COLLEGE PARK, Md. -- Comet Hartley 2, is in a hyperactive class of its own compared to other comets visited by spacecraft, says a University of Maryland-led study published in the June 17 issue of the journal Science.
The comet was visited last fall by NASA's Deep Impact spacecraft during its EPOXI mission. The EPOXI science team's new, in-depth analysis of the images and data taken during the flyby confirms its earlier finding that carbon dioxide is the volatile fuel for Hartley 2's ice-spewing jets.
In-depth analysis of the images and data taken during the flyby of the comet last fall by NASA's Deep Impact spacecraft confirms that carbon dioxide is the volatile fuel for Hartley 2's spectacular ice-spewing jets.
The study also provides several new twists in the unfolding story of this small cometary dynamo including that: (1) the smooth, relatively inactive waist of the peanut shaped comet is likely re-deposited, and thus evolutionary rather than primordial material; (2) Hartley 2 has an 'excited state of rotation' because it spins around one axis, but also tumbles around a different axis; and (3) on its larger, rougher ends, the comet's surface is dotted with glittering, blocky objects that can reach approximately 165 feet (50 meters) high and 260 feet (80 meters) wide.
"Hartley 2 is a hyperactive little comet, spewing out more water than other comets its size," said University of Maryland Astronomer Michael A'Hearn, who is lead author on the Science paper and principal investigator for the EPOXI and Deep Impact missions."When warmed by the sun, dry ice [frozen carbon dioxide] deep in the comet's body turns to gas jetting off the comet and dragging water ice with it.

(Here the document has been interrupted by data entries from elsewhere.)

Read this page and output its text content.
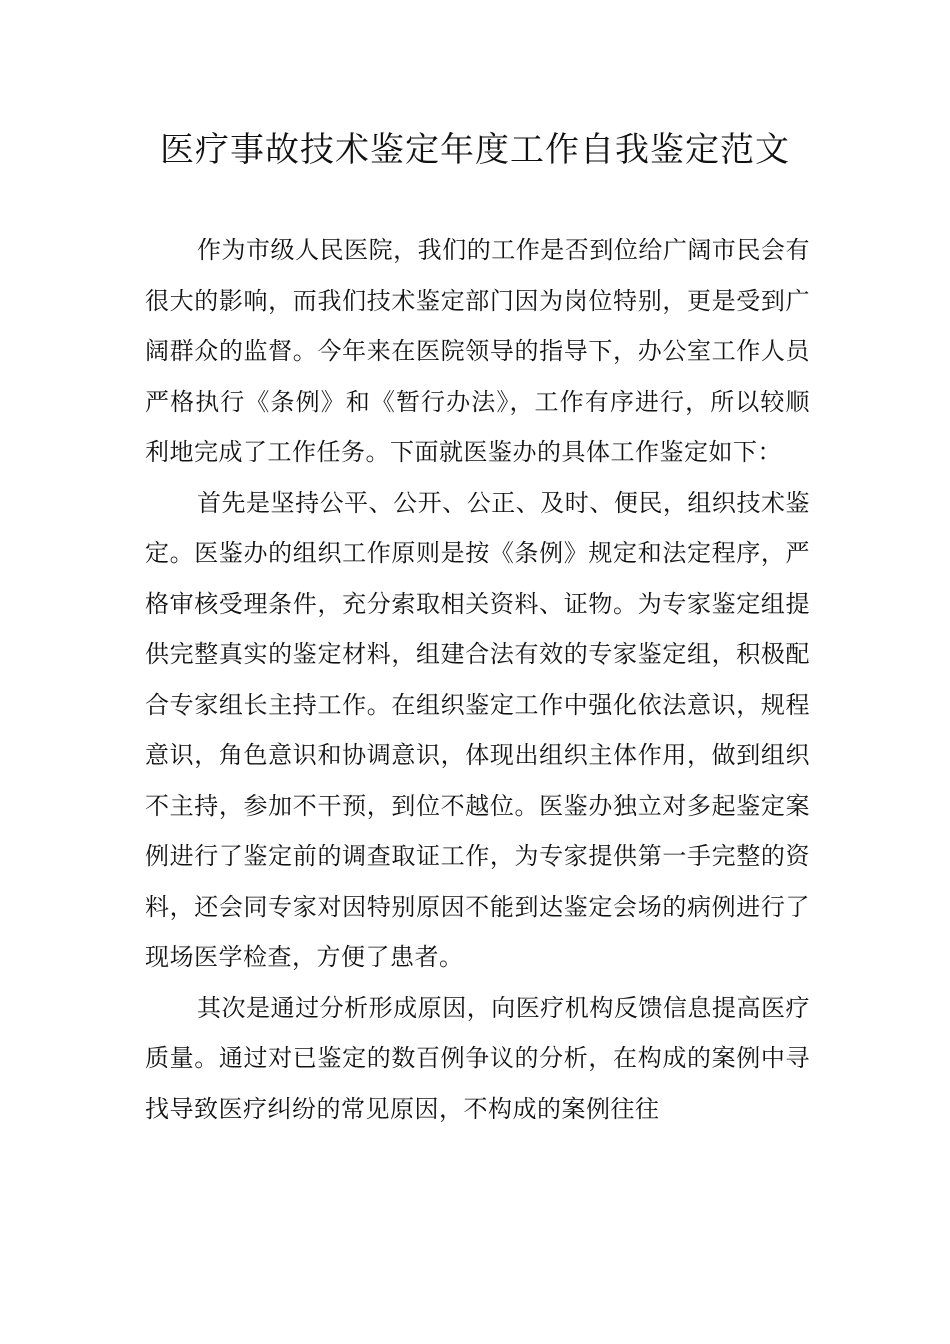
医疗事故技术鉴定年度工作自我鉴定范文

作为市级人民医院，我们的工作是否到位给广阔市民会有很大的影响，而我们技术鉴定部门因为岗位特别，更是受到广阔群众的监督。今年来在医院领导的指导下，办公室工作人员严格执行《条例》和《暂行办法》，工作有序进行，所以较顺利地完成了工作任务。下面就医鉴办的具体工作鉴定如下：

首先是坚持公平、公开、公正、及时、便民，组织技术鉴定。医鉴办的组织工作原则是按《条例》规定和法定程序，严格审核受理条件，充分索取相关资料、证物。为专家鉴定组提供完整真实的鉴定材料，组建合法有效的专家鉴定组，积极配合专家组长主持工作。在组织鉴定工作中强化依法意识，规程意识，角色意识和协调意识，体现出组织主体作用，做到组织不主持，参加不干预，到位不越位。医鉴办独立对多起鉴定案例进行了鉴定前的调查取证工作，为专家提供第一手完整的资料，还会同专家对因特别原因不能到达鉴定会场的病例进行了现场医学检查，方便了患者。

其次是通过分析形成原因，向医疗机构反馈信息提高医疗质量。通过对已鉴定的数百例争议的分析，在构成的案例中寻找导致医疗纠纷的常见原因，不构成的案例往往
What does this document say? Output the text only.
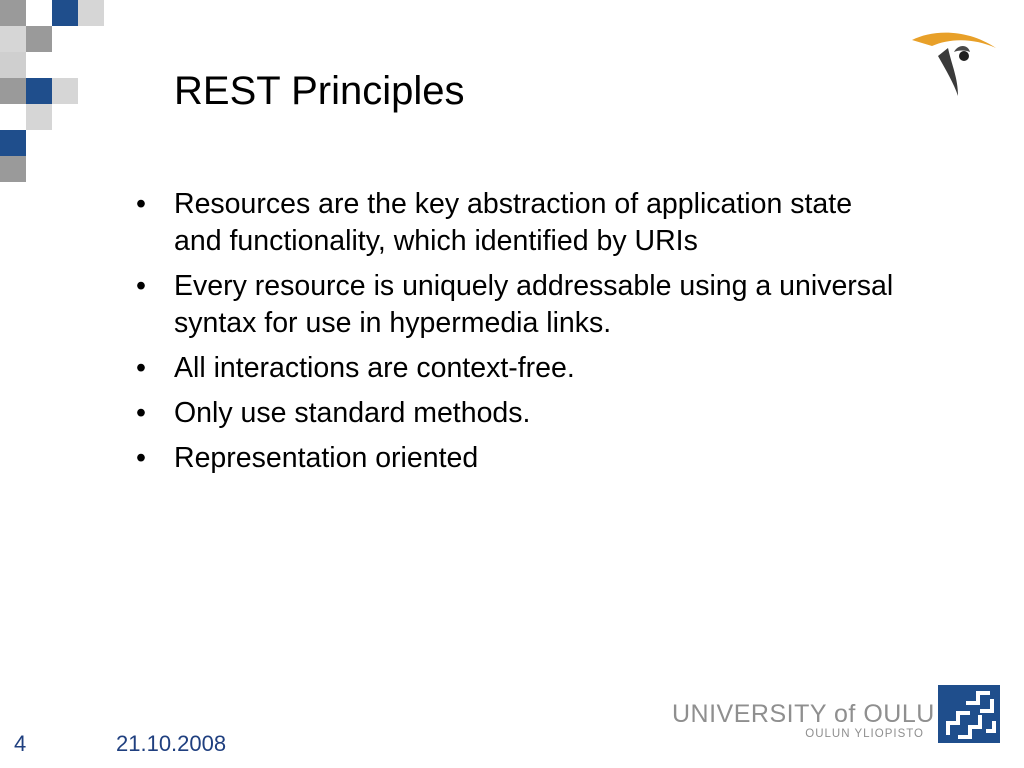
REST Principles
• Resources are the key abstraction of application state and functionality, which identified by URIs
• Every resource is uniquely addressable using a universal syntax for use in hypermedia links.
• All interactions are context-free.
• Only use standard methods.
• Representation oriented
4	21.10.2008
UNIVERSITY of OULU
OULUN YLIOPISTO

"Although, Hartley 2 is the only such hyperactive comet visited by a spacecraft, we know of at least a dozen other comets that also are relatively high in activity for their size and which are probably driven by carbon dioxide or carbon monoxide," said A'Hearn, who won the 2008 Kuiper astronomy prize for seminal contributions over his career to the study of comets. "These could represent a separate class of hyperactive comets or just a continuum in comet activity extending from Hartley 2-like comets all the way to the much less active, 'normal' comets that we are more used to seeing."
The EPOXI mission found that the strong activity in water release and carbon dioxide-powered jets did not occur equally in the different regions of the comet. During the spacecraft's flyby of the comet - with closest approach of 431 miles (694 km) on November 4, 2011 -- carbon dioxide driven jets were seen at the ends of the comet with most occurring at the small end. The water ice particles driven out by these jets created a "snowstorm" through which the spacecraft flew. In the middle region or waist of the comet, water was released as vapor with very little carbon dioxide or ice. The latter findings indicate that material in the waist is likely a product of the activity at the ends of the comet, the researchers say.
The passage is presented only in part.